People who have experienced a mental health problem can work on a voluntary basis at the nursery, in a wide variety of roles, for as long as they wish and need. The aim is to provide a happy and relaxed friendly community and to assist people to move forward in all aspects of their lives, while feeling safe, needed, cared for and respected.
At their request, the nursery workers are called volunteers. This emphasises the fact that Chestnut is an independent charity, and not part of the mental health services. People attend on a voluntary basis, because they choose to do so.
Around 55 volunteers are on the nursery books at any one time, coming to us from many sources, including the Dorset & Hampshire NHS Trusts, and the local Employment Service and volunteer bureau. We also accept self referrals.
The majority of the volunteers work in a wide variety of horticultural tasks that are required to ensure the daily running of the nursery. Tasks vary from weeding, potting, taking cuttings and labelling, to construction work, stocktaking, working in the plant sales area or delivering plants to customers, and of course watering, particularly in the summer. Others make the tea and coffee and do domestic duties. The work is organised, supervised and allocated by the staff, and we are also assisted by a group of Friends of Chestnut Nursery.
This is not a job creation scheme, everybody’s work contributes to keeping the nursery going; everyone’s contribution, large or small, is useful and valued. Volunteers are not paid, there is no competition, it’s OK to have a bad day and rewards come in other ways.
The volunteers come from an enormous variety of backgrounds, with many different skills and experiences, but they all share similar difficulties, problems and struggles, which is why they support each other so well.
They build up very close friendships by working together in groups.

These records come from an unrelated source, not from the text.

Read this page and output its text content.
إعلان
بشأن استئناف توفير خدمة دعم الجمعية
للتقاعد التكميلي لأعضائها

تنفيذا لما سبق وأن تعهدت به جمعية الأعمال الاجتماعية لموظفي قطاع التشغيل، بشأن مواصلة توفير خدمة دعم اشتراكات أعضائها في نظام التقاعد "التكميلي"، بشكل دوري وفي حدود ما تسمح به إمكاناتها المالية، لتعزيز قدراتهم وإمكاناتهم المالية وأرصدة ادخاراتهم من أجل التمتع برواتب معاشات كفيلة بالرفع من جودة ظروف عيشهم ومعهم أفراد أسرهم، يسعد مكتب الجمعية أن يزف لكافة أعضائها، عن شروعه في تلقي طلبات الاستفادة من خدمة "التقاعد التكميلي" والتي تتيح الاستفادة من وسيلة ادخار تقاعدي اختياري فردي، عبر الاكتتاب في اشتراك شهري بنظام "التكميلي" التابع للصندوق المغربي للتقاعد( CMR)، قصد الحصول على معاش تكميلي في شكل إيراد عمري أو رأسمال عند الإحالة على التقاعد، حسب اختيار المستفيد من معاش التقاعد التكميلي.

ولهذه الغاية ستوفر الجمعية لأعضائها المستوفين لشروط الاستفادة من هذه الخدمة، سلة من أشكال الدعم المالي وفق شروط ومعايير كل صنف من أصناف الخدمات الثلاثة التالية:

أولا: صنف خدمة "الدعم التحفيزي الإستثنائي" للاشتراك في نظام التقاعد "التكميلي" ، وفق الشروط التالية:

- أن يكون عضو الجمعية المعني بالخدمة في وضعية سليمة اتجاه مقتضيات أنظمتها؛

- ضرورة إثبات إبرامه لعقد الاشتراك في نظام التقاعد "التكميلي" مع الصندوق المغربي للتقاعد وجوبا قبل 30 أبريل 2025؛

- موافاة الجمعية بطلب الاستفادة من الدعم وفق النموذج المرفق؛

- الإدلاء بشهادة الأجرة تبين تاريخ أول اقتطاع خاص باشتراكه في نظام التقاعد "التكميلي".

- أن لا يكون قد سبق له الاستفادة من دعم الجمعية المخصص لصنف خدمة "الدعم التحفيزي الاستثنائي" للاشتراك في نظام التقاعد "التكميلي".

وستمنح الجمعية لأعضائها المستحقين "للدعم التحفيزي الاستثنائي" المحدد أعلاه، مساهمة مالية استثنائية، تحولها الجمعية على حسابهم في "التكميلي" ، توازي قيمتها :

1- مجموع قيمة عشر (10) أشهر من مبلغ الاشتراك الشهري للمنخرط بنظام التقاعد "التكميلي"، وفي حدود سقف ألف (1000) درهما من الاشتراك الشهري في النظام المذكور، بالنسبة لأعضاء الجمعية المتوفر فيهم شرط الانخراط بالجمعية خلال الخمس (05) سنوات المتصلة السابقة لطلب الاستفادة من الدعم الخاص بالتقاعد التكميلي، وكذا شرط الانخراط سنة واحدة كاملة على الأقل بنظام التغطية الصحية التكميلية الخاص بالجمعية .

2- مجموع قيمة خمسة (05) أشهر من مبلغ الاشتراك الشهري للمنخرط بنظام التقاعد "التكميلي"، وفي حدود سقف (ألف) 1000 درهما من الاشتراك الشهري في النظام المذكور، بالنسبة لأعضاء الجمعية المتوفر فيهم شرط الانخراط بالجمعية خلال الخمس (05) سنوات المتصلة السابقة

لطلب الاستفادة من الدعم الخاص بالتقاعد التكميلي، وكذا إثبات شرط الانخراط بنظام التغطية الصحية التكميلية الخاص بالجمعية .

Alone they cannot cope, but together they are strong.
The work done by our volunteers becomes meaningful and important to them, building the routine and structure of everyday working life, but in a pressure-free environment.
Some people stay for many years, while others move on fairly quickly, some returning to work, others going to college or taking up other voluntary work.

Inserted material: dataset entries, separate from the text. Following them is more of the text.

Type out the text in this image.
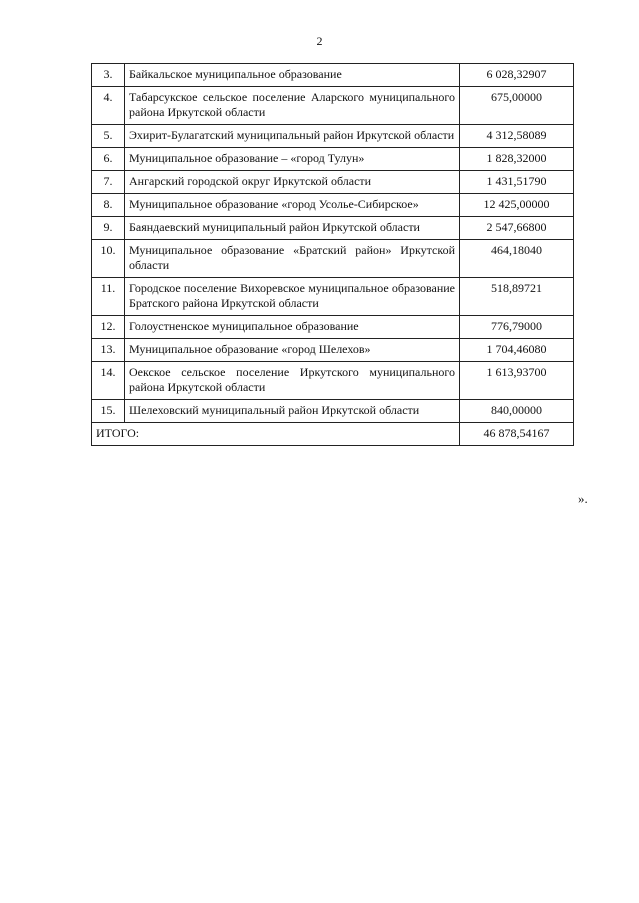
2
3.	Байкальское муниципальное образование	6 028,32907
4.	Табарсукское сельское поселение Аларского муниципального района Иркутской области	675,00000
5.	Эхирит-Булагатский муниципальный район Иркутской области	4 312,58089
6.	Муниципальное образование – «город Тулун»	1 828,32000
7.	Ангарский городской округ Иркутской области	1 431,51790
8.	Муниципальное образование «город Усолье-Сибирское»	12 425,00000
9.	Баяндаевский муниципальный район Иркутской области	2 547,66800
10.	Муниципальное образование «Братский район» Иркутской области	464,18040
11.	Городское поселение Вихоревское муниципальное образование Братского района Иркутской области	518,89721
12.	Голоустненское муниципальное образование	776,79000
13.	Муниципальное образование «город Шелехов»	1 704,46080
14.	Оекское сельское поселение Иркутского муниципального района Иркутской области	1 613,93700
15.	Шелеховский муниципальный район Иркутской области	840,00000
ИТОГО:		46 878,54167
».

Chestnut Nursery. How Horticulture Helps
Chestnut Nursery has a reputation of offering quality plants and advice. This working environment creates tailored opportunities for the volunteers, which incorporates the nurturing of the plants and provides an Eco-therapy based environment. Being outdoors, in the fresh air, helping to take care of living things and each other creates social support and a sense of doing something meaningful and valuable. Feeling that you are valued members of society, is something very precious and often vanishes within the throws of many mental health conditions.
The nursery was introduced to me through my support worker after being admitted twice to a mental health hospital. I, like many of the volunteers couldn’t cope with my life and the world around me. Medication helped me to a degree as did some talking therapies. But what really helped me was the non-judgemental, welcoming inclusiveness and empathic environment created by everyone at Chestnut. It provides a sense of belonging and safety in the ‘real world’ and gives the volunteers literally a lifeline. I have seen many, many people be helped in different ways at Chestnut.
Whether you’re a customer or volunteer, Chestnut Nursery is such a special place. Come visit us and see for yourself, you’ll be impressed. Purchasing our wonderful plants will help support the nursery in continuing to grow, helping many other people who are struggling with mental health conditions to be in a healing, sheltered work environment and to be themselves.